M.Sc Thesis

M.Sc StudentYazdi Ram
SubjectPerturbation Based Learning for Structured NLP Tasks with
Application to Dependency Parsing
DepartmentDepartment of Industrial Engineering and Management
Supervisors ASSOCIATE PROF. Roi Reichart
Full Thesis textFull thesis text - English Version


In many natural language processing (NLP) tasks we are required to produce a list of solutions instead of single one. This can stem from several reasons.  First, it can be a defining property of the task. In extractive summarization, for example, good summaries are those that consist of a diverse list of informative sentences extracted from the text.  In other cases, the members of the solution list are exploited to solve an end goal task. For example, dependency forests were used in order to improve machine translation and sentiment analysis.

In yet other cases, the best solution of the model is inaccurate due to limited expressive power or to non-exact parameter estimation. Here, generating a list of solutions can be useful as a first step towards learning a final high-quality solution. One way to generate a list of solutions is sampling candidate solutions from the model's solution space, reasoning that effective exploration of this space should yield high quality and diverse solutions. Unfortunately, sampling is often computationally hard and many works hence back-off to sub-optimal strategies such as extraction of the best scoring solutions of the model, which are not as diverse as sampled solutions.

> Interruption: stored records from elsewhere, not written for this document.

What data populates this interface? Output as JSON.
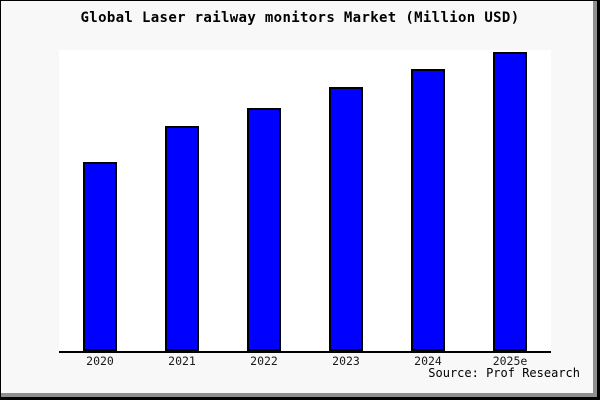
{
  "chart": {
    "title": "Global Laser railway monitors Market (Million USD)",
    "source": "Source: Prof Research"
  },
  "chart_data": {
    "type": "bar",
    "title": "Global Laser railway monitors Market (Million USD)",
    "categories": [
      "2020",
      "2021",
      "2022",
      "2023",
      "2024",
      "2025e"
    ],
    "values": [
      63,
      75,
      81,
      88,
      94,
      100
    ],
    "value_scale": "relative index (no y-axis tick labels visible; 2025e = 100)",
    "xlabel": "",
    "ylabel": "",
    "ylim": [
      0,
      100.5
    ],
    "grid": false,
    "legend": null,
    "y_axis_visible": false,
    "x_axis_line": true,
    "bar_color": "#0000ff",
    "bar_edge_color": "#000000",
    "plot_bg": "#ffffff",
    "page_bg": "#f8f8f8",
    "annotation": "Source: Prof Research"
  }
}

In this thesis, we propose a perturbation-based approach where sampling from a probabilistic model is computationally efficient. We present a learning algorithm for the variance of the perturbations, and empirically demonstrate its importance.

Moreover, while finding the argmax in our model is intractable, we propose an efficient and effective approximation. We apply our framework to cross-lingual dependency parsing across 72 corpora from 42 languages, to lightly supervised dependency parsing across 13 corpora from 12 languages, and to several part of speech (POS) tagging setups.

In all of them we demonstrate strong results in terms of both the quality of the entire solution list and of the final solution distilled from it.